Nach Chemnitz und Köthen: „Handfeste Krise“ - Migration überschattet Bundestagsdebatte
Bei der Eröffnung der Generaldebatte im Bundestag war ein Thema nicht wegzudenken: Die Migration und die AfD. Neben den Parteivorsitzenden äußerte sich auch die Bundeskanzlerin. RT Deutsch zeigt einige der Höhepunkte.
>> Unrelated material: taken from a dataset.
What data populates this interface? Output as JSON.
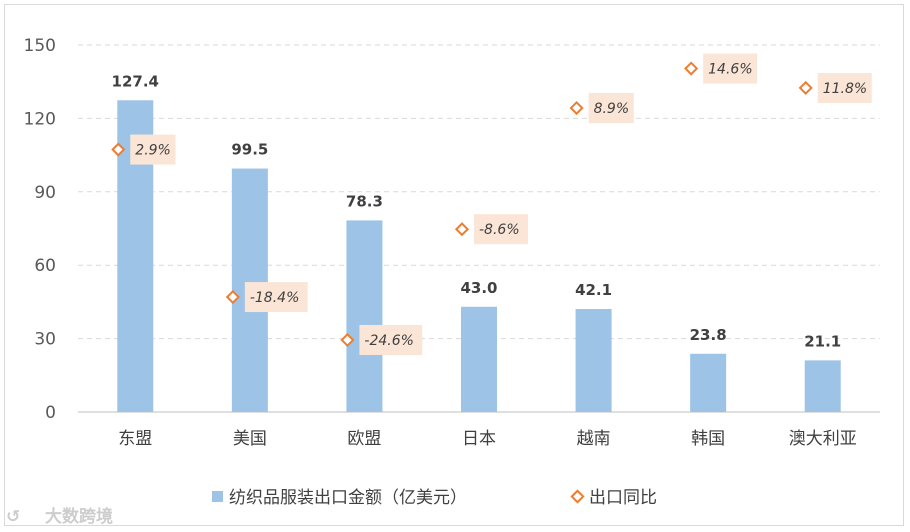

Als größte Oppositionspartei durfte der AfD-Vorsitzende Alexander Gauland die Debatte eröffnen. „Viele Bürger fühlen sich nicht mehr sicher“, erklärte er, womit er sich auf die Proteste in Chemnitz und Köthen bezog. Er kritisierte linken Extremismus, der zu sehr ignoriert würde, und die Politik unter Kanzlerin Angela Merkel.

Der SPD-Politiker Martin Schulz hielt nach Gaulands Rede einen spontanen Zwischenappell, um vor der AfD zu warnen. Die Partei gehöre auf den Misthaufen der Geschichte, so Schulz. Sie benutze Werkzeuge des Faschismus, indem sie propagiere, dass die Migranten an allem Schuld wären.
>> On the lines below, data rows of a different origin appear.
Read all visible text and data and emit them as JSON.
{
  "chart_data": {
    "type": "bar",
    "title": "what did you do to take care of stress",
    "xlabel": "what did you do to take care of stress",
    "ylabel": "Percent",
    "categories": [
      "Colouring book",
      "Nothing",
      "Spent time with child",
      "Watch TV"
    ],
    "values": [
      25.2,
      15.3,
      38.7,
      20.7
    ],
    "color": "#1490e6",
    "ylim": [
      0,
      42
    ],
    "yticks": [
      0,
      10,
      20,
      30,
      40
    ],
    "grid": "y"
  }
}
Es folgte die Rede der Bundeskanzlerin. Merkel ging dabei auf die Proteste in Chemnitz und Köthen ein. Sie äußerte Verständnis für die Aufgebrachtheit von Bürgern über die Verbrechen, machte aber auch deutlich, dass die Empörung keine Rechtfertigung für „menschenverachtende Demonstrationen, Hetze, Naziparolen und Gewalt“ sein dürfe.

Es folgte der Redebeitrag Christian Lindners. Darin kritisierte der FPD-Chef die Art und Weise der Debatte zwischen der AfD und anderen Parteien. „Wir sprechen hier schon wieder ausschließlich über Migration. Ich glaube, dass die Menschen hier in diesem Land auch kein Verständnis haben, wie hier argumentiert und debattiert wird.“ Er stimmte Gauland zu, dass es manche Politiker gebe, die auf dem linken Auge blind sind, aber die AfD sei selbst auf dem rechten Auge blind, erklärte Lindner.

Dann sprach Dietmar Bartsch von den Linken. Er warf der Bundesregierung vor, bei den Bürgern für Verunsicherung zu sorgen. Deren ewiges „Weiter so“ hätte im Ergebnis eine „handfeste Krise der Demokratie“ verursacht. Besonders unverantwortlich nannte er die Äußerung von Horst Seehofer, wonach die Migration die "Mutter aller Probleme" sei. Damit hätte der Innenminister 20 Millionen Deutsche diskreditiert, die eine Migrationsgeschichte haben, so Bartsch.